Japanese knotweed is an invasive species that can do damage to natural landscapes and buildings around the UK, as it’s able to damage the foundations of buildings. It’s often considered one of the most damaging and aggressive invasive plant species in the UK. Getting rid of Japanese knotweed often proves challenging because it proves challenging to find and identify. AI researchers are hoping that the machine learning algorithms can cut down on the time and resources needed to identify Japanese knotweed.

Training data was collected for the model through the use of high-speed cameras placed on top of vehicles, which collected images of approximately 120 miles of vegetation on the roadside. Ecologists will examine the images and label the knotweed, and the images will have their GPS location tagged. The labeled images will then be used to train a computer vision model to recognize samples of Japanse knotweed. The same process will be used to recognize other species of invasive plants found in the UK, such as Himalayan balsam and rhododendrons. The system will also be used to detect ash trees, which are native to the UK but are at risk of being decimated by disease.
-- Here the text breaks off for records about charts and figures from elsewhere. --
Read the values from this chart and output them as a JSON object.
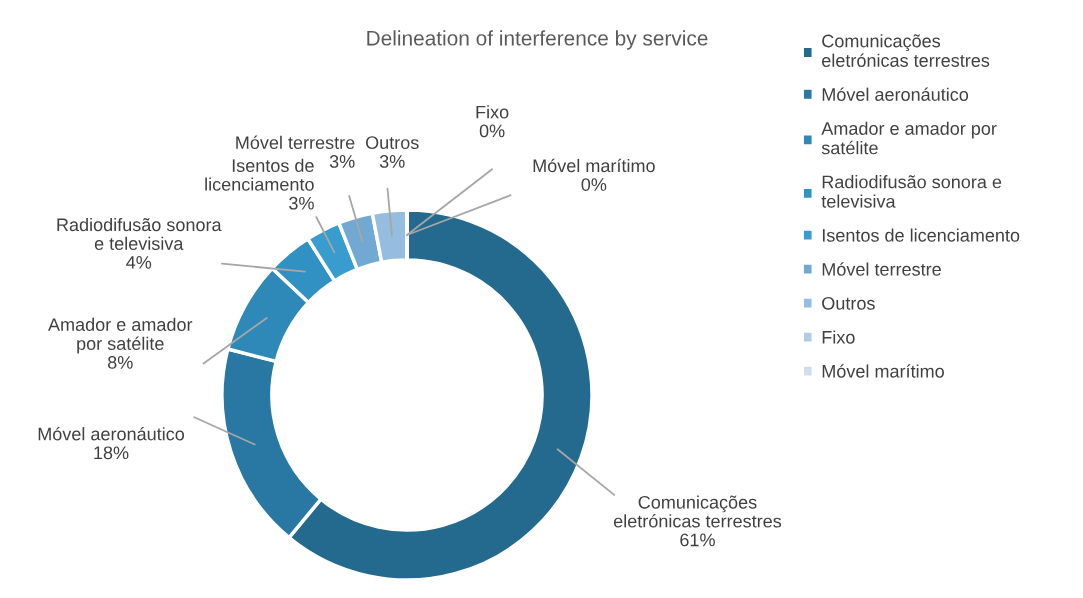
{
  "chart_data": {
    "type": "donut",
    "title": "Delineation of interference by service",
    "categories": [
      "Comunicações eletrónicas terrestres",
      "Móvel aeronáutico",
      "Amador e amador por satélite",
      "Radiodifusão sonora e televisiva",
      "Isentos de licenciamento",
      "Móvel terrestre",
      "Outros",
      "Fixo",
      "Móvel marítimo"
    ],
    "values": [
      61,
      18,
      8,
      4,
      3,
      3,
      3,
      0,
      0
    ],
    "value_labels": [
      "61%",
      "18%",
      "8%",
      "4%",
      "3%",
      "3%",
      "3%",
      "0%",
      "0%"
    ],
    "colors": [
      "#236a8e",
      "#2878a3",
      "#2e88b8",
      "#3291c3",
      "#389ccf",
      "#72a9d2",
      "#95bddf",
      "#b1cde6",
      "#cfdeee"
    ],
    "legend": "right"
  }
}
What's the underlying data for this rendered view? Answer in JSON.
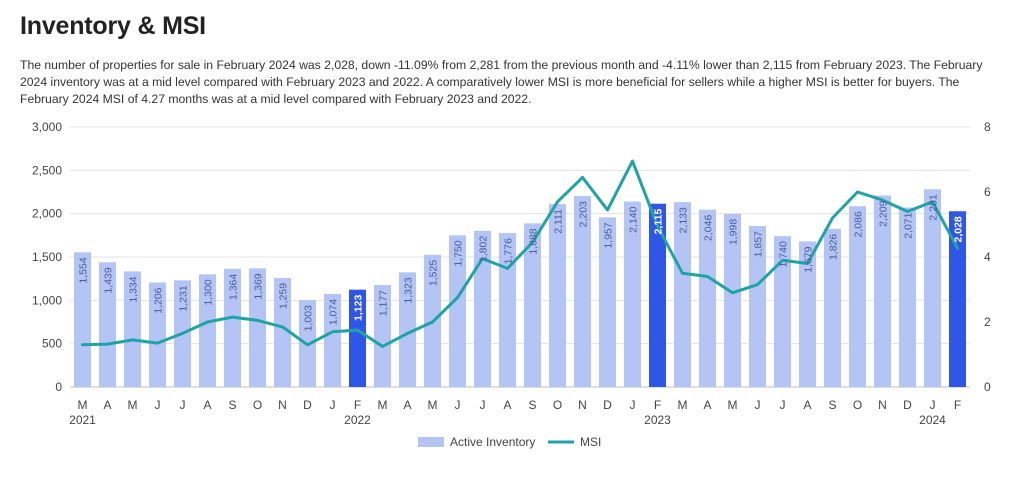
{
  "page": {
    "title": "Inventory & MSI",
    "description": "The number of properties for sale in February 2024 was 2,028, down -11.09% from 2,281 from the previous month and -4.11% lower than 2,115 from February 2023. The February 2024 inventory was at a mid level compared with February 2023 and 2022. A comparatively lower MSI is more beneficial for sellers while a higher MSI is better for buyers. The February 2024 MSI of 4.27 months was at a mid level compared with February 2023 and 2022."
  },
  "colors": {
    "bar": "#b4c5f5",
    "bar_highlight": "#2f56e6",
    "line": "#1fa3a6",
    "grid": "#e3e3e3",
    "label_light": "#4a5c9c",
    "label_dark": "#ffffff"
  },
  "chart_data": {
    "type": "bar",
    "title": "",
    "categories": [
      "M",
      "A",
      "M",
      "J",
      "J",
      "A",
      "S",
      "O",
      "N",
      "D",
      "J",
      "F",
      "M",
      "A",
      "M",
      "J",
      "J",
      "A",
      "S",
      "O",
      "N",
      "D",
      "J",
      "F",
      "M",
      "A",
      "M",
      "J",
      "J",
      "A",
      "S",
      "O",
      "N",
      "D",
      "J",
      "F"
    ],
    "year_labels": [
      {
        "index": 0,
        "label": "2021"
      },
      {
        "index": 11,
        "label": "2022"
      },
      {
        "index": 23,
        "label": "2023"
      },
      {
        "index": 34,
        "label": "2024"
      }
    ],
    "highlight_indices": [
      11,
      23,
      35
    ],
    "series": [
      {
        "name": "Active Inventory",
        "type": "bar",
        "axis": "left",
        "values": [
          1554,
          1439,
          1334,
          1206,
          1231,
          1300,
          1364,
          1369,
          1259,
          1003,
          1074,
          1123,
          1177,
          1323,
          1525,
          1750,
          1802,
          1776,
          1888,
          2111,
          2203,
          1957,
          2140,
          2115,
          2133,
          2046,
          1998,
          1857,
          1740,
          1679,
          1826,
          2086,
          2209,
          2071,
          2281,
          2028
        ],
        "labels": [
          "1,554",
          "1,439",
          "1,334",
          "1,206",
          "1,231",
          "1,300",
          "1,364",
          "1,369",
          "1,259",
          "1,003",
          "1,074",
          "1,123",
          "1,177",
          "1,323",
          "1,525",
          "1,750",
          "1,802",
          "1,776",
          "1,888",
          "2,111",
          "2,203",
          "1,957",
          "2,140",
          "2,115",
          "2,133",
          "2,046",
          "1,998",
          "1,857",
          "1,740",
          "1,679",
          "1,826",
          "2,086",
          "2,209",
          "2,071",
          "2,281",
          "2,028"
        ]
      },
      {
        "name": "MSI",
        "type": "line",
        "axis": "right",
        "values": [
          1.3,
          1.32,
          1.45,
          1.35,
          1.65,
          2.0,
          2.15,
          2.05,
          1.85,
          1.3,
          1.7,
          1.75,
          1.25,
          1.65,
          2.0,
          2.75,
          3.95,
          3.65,
          4.45,
          5.7,
          6.45,
          5.45,
          6.95,
          4.95,
          3.5,
          3.4,
          2.9,
          3.15,
          3.9,
          3.8,
          5.2,
          6.0,
          5.75,
          5.4,
          5.7,
          4.27
        ]
      }
    ],
    "y_left": {
      "min": 0,
      "max": 3000,
      "ticks": [
        0,
        500,
        1000,
        1500,
        2000,
        2500,
        3000
      ],
      "tick_labels": [
        "0",
        "500",
        "1,000",
        "1,500",
        "2,000",
        "2,500",
        "3,000"
      ]
    },
    "y_right": {
      "min": 0,
      "max": 8,
      "ticks": [
        0,
        2,
        4,
        6,
        8
      ],
      "tick_labels": [
        "0",
        "2",
        "4",
        "6",
        "8"
      ]
    },
    "grid": true,
    "legend": {
      "position": "bottom",
      "items": [
        "Active Inventory",
        "MSI"
      ]
    }
  }
}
The AI model will be tested over the course of a 10-month pilot project. The research team says that there are challenges that the team needs to overcome, such as being sure that the images captured by the cameras are of consistent quality and that when there are multiple species in a single image all species are properly identified. If the pilot program ends up delivering promising results, it could end up being adapted for use in other countries around the globe, helping these countries battle their own invasive species problems. As computational ecologist at UKCEH,  Dr. Tom August, was quoted by The Next Web:

“Invasive plant species tend to grow in corridors, which is why we’re focused on roadside surveys a computational ecologist at UKCEH. If the pilot is successful, this could be scaled up in other countries, or for other species of plants, trees or even insects and animals.”

According to August, AI models open up many possibilities for learning about the natural world and engineering efficient, cost-effective solutions to invasive species. UKCEH is collaborating with Keen AI, an AI company based in Birmingham. The founder of Keen AI, Amjad Karim, was quoted by Science Focus as saying that the use of AI models to analyze images and detect invasive species can help reduce costs and provide safety to landowners, highway agencies, and policymakers. The primary method of gathering roadside images currently requires surveyors, and that road is temporarily closed while they complete their work.

The new project designed by UKCEH and Keen AI is just the latest in a growing trend that sees the application of AI to fight invasive species. Late last year, AI researchers from Microsoft and CSIRO joined forces to design an AI model that can an invasive species called para grass, found throughout Kakadu National Park in Australia. Para grass is a fast-growing weed that can spread rapidly, quickly displacing many native plants in a region. The researchers utilized images collected by drones, and once the model was trained on the labeled images it was able to successfully identify para grass, allowing the researchers to remove it from vulnerable wetlands. This had the effect of allowing thousands of magpie geese to return to the region. Yet another team of researchers from the New University of Alberta used machine learning models to design containment and mitigation strategies for various invasive species in Canada.